Un très mauvais timing

La seule bonne nouvelle au sujet de Trump, c’est qu’il souffre d’un très mauvais timing. Les Etats-Unis ont des problèmes profonds et de grande envergure mais ne sont pas embourbés dans la crise. Politico note que «les entreprises américaines ont créé 13 millions d’emplois au cours de 66 mois de croissance successifs de l’emploi, le taux de chômage chutant de 10% à moins de 3% sous Obama, tandis que le taux de non-assurés est passé de 15,4% à 9,2% avec Obamacare». La criminalité est toujours sur la pente descendante, les soldats américains ne sont plus impliqués dans des guerres de grande envergure et le gouvernement n’est pas pris dans un scandale, en tout cas pas de l’ampleur d’un impeachment, de l’affaire Iran-Contra ou du Watergate. Une minorité bruyante se sent impuissante et insatisfaite, mais pas la plupart des Américains. Ils souhaitent une autre direction, pas un un autre système.

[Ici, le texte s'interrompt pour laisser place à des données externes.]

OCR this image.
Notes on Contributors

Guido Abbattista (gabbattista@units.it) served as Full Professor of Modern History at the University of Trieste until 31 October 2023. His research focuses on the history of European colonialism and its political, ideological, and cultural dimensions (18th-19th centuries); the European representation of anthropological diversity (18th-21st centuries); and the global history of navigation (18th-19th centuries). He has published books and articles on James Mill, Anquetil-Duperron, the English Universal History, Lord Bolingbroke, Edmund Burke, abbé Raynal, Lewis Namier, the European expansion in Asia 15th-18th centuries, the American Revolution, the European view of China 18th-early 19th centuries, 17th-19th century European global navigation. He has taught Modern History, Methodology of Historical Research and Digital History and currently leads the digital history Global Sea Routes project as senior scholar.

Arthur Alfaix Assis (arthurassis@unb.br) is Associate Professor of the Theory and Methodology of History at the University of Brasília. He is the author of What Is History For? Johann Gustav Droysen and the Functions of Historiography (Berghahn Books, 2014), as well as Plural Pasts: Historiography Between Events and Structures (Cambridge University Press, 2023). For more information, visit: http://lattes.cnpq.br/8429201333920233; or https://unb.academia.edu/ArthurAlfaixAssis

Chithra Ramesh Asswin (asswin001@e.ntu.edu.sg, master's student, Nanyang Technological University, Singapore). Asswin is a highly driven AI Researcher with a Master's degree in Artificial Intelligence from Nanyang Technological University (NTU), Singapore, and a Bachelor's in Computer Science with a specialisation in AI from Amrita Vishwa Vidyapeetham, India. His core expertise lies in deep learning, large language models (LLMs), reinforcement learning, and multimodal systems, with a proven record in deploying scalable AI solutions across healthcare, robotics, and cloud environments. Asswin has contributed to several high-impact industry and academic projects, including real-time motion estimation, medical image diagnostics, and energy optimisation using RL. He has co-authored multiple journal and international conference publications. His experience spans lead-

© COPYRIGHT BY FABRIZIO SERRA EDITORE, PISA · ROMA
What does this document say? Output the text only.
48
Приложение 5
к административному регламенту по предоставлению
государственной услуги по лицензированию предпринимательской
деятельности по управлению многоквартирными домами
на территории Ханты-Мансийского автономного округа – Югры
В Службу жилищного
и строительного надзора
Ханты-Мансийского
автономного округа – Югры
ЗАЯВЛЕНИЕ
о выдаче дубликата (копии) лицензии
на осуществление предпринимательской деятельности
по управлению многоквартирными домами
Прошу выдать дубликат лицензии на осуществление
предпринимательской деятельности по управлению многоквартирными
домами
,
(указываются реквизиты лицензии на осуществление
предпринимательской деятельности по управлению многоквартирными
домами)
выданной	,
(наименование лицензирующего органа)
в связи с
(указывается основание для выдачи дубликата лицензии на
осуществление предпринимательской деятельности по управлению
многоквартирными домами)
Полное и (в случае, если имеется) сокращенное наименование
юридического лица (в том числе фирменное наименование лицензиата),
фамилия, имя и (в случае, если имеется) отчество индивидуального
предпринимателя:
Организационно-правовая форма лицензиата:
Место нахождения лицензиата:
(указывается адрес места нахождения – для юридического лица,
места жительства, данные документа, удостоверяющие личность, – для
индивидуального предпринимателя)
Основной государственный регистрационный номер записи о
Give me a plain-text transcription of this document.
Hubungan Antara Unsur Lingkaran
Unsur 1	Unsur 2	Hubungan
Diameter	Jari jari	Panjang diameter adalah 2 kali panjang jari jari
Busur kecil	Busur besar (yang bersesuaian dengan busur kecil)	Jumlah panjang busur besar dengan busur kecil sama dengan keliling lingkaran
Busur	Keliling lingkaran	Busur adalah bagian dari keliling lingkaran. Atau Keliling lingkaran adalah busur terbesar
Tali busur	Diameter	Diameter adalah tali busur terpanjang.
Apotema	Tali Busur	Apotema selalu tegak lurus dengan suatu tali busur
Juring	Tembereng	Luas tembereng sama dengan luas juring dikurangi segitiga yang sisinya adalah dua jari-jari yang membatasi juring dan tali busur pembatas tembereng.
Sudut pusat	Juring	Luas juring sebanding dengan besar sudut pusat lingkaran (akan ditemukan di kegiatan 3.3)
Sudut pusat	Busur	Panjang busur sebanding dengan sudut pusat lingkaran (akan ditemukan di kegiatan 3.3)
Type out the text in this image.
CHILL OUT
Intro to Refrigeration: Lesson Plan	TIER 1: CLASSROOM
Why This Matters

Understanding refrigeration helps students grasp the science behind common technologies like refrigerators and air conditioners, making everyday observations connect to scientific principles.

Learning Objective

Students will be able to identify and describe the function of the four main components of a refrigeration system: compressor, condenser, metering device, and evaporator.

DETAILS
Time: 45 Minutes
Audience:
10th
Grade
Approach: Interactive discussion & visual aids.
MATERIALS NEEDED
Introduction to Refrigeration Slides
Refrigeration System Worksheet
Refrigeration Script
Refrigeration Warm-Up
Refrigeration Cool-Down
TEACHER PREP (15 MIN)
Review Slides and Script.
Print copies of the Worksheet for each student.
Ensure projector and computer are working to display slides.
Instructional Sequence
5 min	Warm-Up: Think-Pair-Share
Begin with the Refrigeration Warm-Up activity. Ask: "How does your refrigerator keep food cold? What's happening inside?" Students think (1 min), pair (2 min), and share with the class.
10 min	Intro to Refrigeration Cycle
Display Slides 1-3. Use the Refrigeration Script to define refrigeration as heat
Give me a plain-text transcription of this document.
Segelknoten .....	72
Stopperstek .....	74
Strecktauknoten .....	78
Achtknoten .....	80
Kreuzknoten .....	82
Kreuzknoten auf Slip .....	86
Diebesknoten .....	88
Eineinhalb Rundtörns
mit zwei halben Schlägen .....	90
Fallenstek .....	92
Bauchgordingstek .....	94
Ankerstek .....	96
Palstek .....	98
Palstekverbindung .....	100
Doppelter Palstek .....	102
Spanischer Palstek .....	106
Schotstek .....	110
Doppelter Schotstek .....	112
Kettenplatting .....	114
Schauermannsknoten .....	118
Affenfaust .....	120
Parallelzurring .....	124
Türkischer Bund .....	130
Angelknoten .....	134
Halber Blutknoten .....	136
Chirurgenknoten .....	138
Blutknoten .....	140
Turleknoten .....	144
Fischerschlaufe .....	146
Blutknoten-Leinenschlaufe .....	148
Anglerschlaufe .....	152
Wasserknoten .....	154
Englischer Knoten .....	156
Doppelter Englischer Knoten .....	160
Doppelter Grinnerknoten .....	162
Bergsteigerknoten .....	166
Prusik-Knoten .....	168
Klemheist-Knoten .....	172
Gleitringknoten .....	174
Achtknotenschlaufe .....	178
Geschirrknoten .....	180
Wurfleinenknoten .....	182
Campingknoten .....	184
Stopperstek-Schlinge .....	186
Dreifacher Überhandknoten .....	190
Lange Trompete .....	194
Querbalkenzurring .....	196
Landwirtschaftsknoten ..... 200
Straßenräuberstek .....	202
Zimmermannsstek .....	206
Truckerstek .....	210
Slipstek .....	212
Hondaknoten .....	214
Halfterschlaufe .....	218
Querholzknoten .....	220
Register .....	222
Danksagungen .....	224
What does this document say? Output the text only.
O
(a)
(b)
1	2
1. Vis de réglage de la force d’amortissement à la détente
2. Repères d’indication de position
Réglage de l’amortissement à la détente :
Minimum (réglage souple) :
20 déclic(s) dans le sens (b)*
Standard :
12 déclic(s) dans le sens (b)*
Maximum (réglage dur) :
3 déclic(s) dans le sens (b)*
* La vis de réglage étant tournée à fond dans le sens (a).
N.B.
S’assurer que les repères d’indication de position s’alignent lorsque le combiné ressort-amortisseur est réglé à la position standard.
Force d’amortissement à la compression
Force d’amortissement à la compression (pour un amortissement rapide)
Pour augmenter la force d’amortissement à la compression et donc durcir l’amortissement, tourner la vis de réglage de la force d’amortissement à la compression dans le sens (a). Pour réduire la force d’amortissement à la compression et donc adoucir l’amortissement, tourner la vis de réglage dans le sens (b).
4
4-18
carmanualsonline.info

Ce n’est qu’un coup de chance. Qu’en serait-il si les Etats-Unis étaient en 2008, à la fin d’une guerre désastreuse et au bord de la dépression? Et si la reprise économique n’était jamais venue, et si, comme beaucoup d’autres pays de l’autre côté de l’Atlantique, ils avaient répondu à la récession par l’austérité? Et si la peur et la grogne de ces années avait tourné à la colère et aux troubles?

Dans un tel environnement, un Trump, ou un personnage à la Trump, quelqu’un de plus organisé, de plus compétent et plus en phase avec la structure de la politique américaine, pourrait réussir, en dépit des blagues et des moqueries. Les Américains aiment à penser qu’au contraire de l’Europe, ils peuvent éviter les démagogues et les autocrates dans leur vie politique nationale. Jusqu’alors, cela a été vrai. Mais ne nous y trompons pas, si les conditions s’y prêtent, le contraire pourrait arriver.